Re: serious

From: Howard J. Van Till <>
Date: Thu Jan 08 2004 - 09:16:30 EST

From: wallyshoes <>

> WOW!
> I truly shake in my boots at this proclamation! . Lord help me if I have
> to "fear" a book by Howard Van Till -- or anyone else on this list.
> I have read some of Howard's writings and he strikes me as completely
> naive with respect to any REAL science (i.e. physics).
> How much should I tremble?


1. Oops, your hostility is showing.

2. I have no expectation or desire that you experience fear of anything that
I write. Yes, as a general rule I do express myself very candidly, and I
also believe that a number of beliefs and presuppositions that are commonly
held in the Christian community need to be thoroughly re-examined. But
neither of those practices should instill fear in anyone except those
persons who are devoted to the perpetuation of unexamined traditions (and I
presume that you have no wish to be counted as one of those).

3. Am I, as you suggest, "completely naive with respect to any REAL science
(i.e. physics)."? I suppose that's possible, but in light of both my
training and my career, not very likely. Here's a brief bio that is often
used to inform my audiences when I lecture.


Howard J. Van Till is Professor Emeritus of Physics and Astronomy at Calvin
College, located in Grand Rapids, Michigan, USA. After graduating from
Calvin College in 1960, he earned his Ph.D. in physics from Michigan State
University in 1965. Dr. Van Till's research experience includes both solid
state physics and millimeter-wave astronomy. During the past two decades he
has devoted a considerable portion of his writing and speaking efforts to
topics regarding the relationship of science and religion. Having concluded
that the usual creation/evolution debate is the product of serious
misunderstandings, Van Till's goal is to encourage a non-adversarial and
mutually-informative engagement of Christian theology and the natural
sciences. He is the author of numerous books, book chapters, and essays on
this theme and has spoken at many universities and colleges. He is a
Founding Member of the International Society for Science and Religion, has
served on the Executive Council of the American Scientific Affiliation, and
is a member of the Editorial Board of Science and Christian Belief.

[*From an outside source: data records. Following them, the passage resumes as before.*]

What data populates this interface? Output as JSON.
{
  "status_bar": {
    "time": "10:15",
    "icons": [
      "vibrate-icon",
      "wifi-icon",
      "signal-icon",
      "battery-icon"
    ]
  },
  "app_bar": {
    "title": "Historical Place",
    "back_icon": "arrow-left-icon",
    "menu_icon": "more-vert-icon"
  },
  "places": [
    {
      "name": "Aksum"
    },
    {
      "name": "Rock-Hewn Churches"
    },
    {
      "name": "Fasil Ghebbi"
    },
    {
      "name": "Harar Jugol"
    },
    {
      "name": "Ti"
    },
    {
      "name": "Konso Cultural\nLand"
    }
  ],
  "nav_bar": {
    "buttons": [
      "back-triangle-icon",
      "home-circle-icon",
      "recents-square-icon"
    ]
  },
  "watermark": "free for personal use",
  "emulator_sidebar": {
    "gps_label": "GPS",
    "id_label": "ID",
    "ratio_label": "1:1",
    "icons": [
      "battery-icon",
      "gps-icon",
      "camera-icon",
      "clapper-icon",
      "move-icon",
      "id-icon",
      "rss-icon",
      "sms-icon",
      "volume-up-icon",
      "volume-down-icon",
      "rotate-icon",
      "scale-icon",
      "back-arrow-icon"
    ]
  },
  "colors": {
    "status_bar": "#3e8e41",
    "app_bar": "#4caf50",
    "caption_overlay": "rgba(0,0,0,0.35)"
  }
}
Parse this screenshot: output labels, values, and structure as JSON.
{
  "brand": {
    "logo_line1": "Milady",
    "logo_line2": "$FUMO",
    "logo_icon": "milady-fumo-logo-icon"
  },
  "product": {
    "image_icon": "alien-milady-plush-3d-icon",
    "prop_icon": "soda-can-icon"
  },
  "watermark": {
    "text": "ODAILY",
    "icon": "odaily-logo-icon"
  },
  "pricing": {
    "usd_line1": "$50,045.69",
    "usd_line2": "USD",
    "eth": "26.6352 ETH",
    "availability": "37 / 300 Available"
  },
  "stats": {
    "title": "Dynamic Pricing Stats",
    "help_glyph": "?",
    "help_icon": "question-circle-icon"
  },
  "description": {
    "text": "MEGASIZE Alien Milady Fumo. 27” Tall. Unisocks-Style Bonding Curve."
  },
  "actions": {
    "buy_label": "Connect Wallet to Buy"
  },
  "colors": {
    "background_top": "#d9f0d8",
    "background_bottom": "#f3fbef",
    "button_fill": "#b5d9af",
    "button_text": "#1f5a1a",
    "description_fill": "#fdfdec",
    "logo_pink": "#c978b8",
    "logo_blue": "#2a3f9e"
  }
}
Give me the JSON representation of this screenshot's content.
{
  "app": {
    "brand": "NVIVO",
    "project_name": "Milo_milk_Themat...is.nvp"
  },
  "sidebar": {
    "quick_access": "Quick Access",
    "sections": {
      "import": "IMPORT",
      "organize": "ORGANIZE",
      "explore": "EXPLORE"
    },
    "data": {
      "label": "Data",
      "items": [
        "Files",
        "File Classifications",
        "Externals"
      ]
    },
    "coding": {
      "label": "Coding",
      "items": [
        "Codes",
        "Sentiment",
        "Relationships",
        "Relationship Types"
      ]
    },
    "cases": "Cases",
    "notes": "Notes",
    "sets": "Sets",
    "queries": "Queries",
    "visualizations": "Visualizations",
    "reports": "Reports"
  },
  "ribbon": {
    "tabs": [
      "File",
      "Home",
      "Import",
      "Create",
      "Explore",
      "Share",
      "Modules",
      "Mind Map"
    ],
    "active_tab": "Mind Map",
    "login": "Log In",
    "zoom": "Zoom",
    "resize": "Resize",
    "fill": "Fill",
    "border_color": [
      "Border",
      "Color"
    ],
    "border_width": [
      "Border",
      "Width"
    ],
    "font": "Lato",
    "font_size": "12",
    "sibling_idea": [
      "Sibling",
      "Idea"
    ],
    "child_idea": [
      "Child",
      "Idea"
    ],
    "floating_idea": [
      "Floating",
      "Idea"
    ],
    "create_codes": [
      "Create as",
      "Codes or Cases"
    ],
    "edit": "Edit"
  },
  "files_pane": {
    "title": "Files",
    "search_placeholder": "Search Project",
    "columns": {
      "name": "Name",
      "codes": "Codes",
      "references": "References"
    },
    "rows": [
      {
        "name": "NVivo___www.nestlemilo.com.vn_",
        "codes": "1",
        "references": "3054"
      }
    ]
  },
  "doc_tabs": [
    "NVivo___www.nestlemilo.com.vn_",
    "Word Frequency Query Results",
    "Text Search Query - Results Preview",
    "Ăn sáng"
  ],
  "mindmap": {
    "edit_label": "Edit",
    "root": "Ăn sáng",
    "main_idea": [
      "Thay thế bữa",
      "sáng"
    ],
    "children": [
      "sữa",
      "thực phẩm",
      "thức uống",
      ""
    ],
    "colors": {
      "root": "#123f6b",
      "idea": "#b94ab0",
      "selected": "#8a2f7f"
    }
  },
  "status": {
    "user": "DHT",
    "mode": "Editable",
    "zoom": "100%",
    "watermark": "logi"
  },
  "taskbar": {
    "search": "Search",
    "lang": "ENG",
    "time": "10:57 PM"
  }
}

By the way, if you intended to say or imply that physics is the only REAL
science, I heartily disagree. The several disciplines that comprise the
natural sciences are equally "real" science. These disciplines may differ
somewhat in their styles of empirical investigation and theory
formulation/evaluation, but that does not make any one of them any less real
than the others. I would suggest that most of these stylistic differences
arise from differences in the complexity and/or physical accessibility of
the systems under scrutiny and differences in the historical development of
the several professional communities involved.